Last MPH held a bullying seminar for parents. For middle school educators, bullying is as much a part of the conversation as is organizing three ring binders and getting students to complete rough drafts. Last year, while head of middle school at a school in California, I worked closely with an organization called No Bully based in the Bay Area. The first thing we did was to define bullying. What is it? What does it look like? Once this is done by a school, the administrators and teachers can begin to address the students constructively, systematically and clearly, all of which is crucial to the emotional health of middle schoolers. This is the definition we used:

What is Bullying?

School bullying takes four main forms.
Physical bullying, where a student uses physical force to hurt another student by hitting, pushing, shoving, kicking, pinching or holding them down. Physical bullying also includes taking or breaking a student’s belongings or stealing or extorting money.

Verbal bullying is when a student uses words to hurt another student. This includes threatening, taunting, intimidating, insulting, sarcasm, name-calling, teasing, slurs, graffiti, put-downs and ridicule. It also includes hostile gestures such as making faces, staring, giving the evil eye, eye rolling and spitting.

Relational bullying occurs when students disrupt another student’s peer relationships through leaving them out, gossiping, whispering and spreading rumors. It includes when students turn their back on another student, giving them the silent treatment, ostracizing or scape-goating.

Cyberbullying refers to the use of cell-phones, text messages, e-mails, instant messages, web blogs and postings to bully another student in any of the ways described above. Examples of cyberbullying are sending threatening or insulting messages by phone and e-mail, and spreading destructive rumors.
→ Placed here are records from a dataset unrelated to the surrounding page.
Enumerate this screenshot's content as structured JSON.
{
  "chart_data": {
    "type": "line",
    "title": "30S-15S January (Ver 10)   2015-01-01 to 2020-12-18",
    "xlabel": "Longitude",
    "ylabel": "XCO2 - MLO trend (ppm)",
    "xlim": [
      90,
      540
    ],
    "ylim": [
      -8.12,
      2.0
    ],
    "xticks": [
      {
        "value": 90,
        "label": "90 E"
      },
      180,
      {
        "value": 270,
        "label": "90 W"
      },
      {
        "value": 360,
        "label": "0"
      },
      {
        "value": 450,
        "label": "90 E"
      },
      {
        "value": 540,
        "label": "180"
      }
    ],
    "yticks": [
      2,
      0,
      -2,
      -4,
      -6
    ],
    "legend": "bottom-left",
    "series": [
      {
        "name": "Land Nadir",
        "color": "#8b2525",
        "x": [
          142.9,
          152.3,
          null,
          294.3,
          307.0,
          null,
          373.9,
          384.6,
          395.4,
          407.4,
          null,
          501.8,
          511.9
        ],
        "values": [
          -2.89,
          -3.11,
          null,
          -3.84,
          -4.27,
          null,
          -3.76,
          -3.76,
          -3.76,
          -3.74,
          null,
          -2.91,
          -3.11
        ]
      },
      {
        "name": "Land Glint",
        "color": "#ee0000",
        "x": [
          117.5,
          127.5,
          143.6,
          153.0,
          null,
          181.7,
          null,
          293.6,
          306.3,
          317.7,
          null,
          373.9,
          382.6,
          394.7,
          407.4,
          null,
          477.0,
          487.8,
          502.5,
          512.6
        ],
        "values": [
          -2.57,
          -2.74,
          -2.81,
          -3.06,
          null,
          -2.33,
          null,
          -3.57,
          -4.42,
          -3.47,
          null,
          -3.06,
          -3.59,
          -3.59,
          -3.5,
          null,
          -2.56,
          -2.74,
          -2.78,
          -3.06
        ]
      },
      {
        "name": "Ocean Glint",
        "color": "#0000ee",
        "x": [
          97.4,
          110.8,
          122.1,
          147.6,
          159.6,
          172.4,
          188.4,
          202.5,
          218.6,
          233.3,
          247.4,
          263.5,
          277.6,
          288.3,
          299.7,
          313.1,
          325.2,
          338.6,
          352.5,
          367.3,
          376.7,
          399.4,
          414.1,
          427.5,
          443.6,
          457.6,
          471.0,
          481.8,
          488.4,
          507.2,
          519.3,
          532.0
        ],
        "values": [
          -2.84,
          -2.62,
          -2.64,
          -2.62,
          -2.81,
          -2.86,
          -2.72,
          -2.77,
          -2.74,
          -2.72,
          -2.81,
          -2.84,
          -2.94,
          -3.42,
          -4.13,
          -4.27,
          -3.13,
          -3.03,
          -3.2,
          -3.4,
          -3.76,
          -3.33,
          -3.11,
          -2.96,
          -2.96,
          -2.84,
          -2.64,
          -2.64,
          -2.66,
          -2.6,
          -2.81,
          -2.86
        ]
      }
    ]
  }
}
When bullying is also harassment. Bullying is part of a continuum of student violence and may, at times, amount to harassment. Harassment occurs when a student is the recipient of threatening, disturbing or unwelcome behaviors because of a particular characteristic. Many forms of harassment are prohibited by federal and state laws, the most well known being harassment based upon a student’s race or sex.

Students are often bullied for reasons beyond those prohibited by anti-harassment laws. Particularly at risk are students who are perceived as gay or lesbian or who do not conform to stereotypical gender expectations. Students are also targeted for not belonging to the dominant race or class, because they are disabled or obese, for being less (or more) intelligent, athletic, attractive, confident or simply because they dare to be different. If we allow harassment and bullying to continue at our schools, we fail to protect the diversity of our children and ultimately our whole culture.

I urge you check out their website for more info: http://www.nobully.com

1 comment:

Marianne Sandstrom said...

Jim, Well done! People are reading this and taking lots of interest.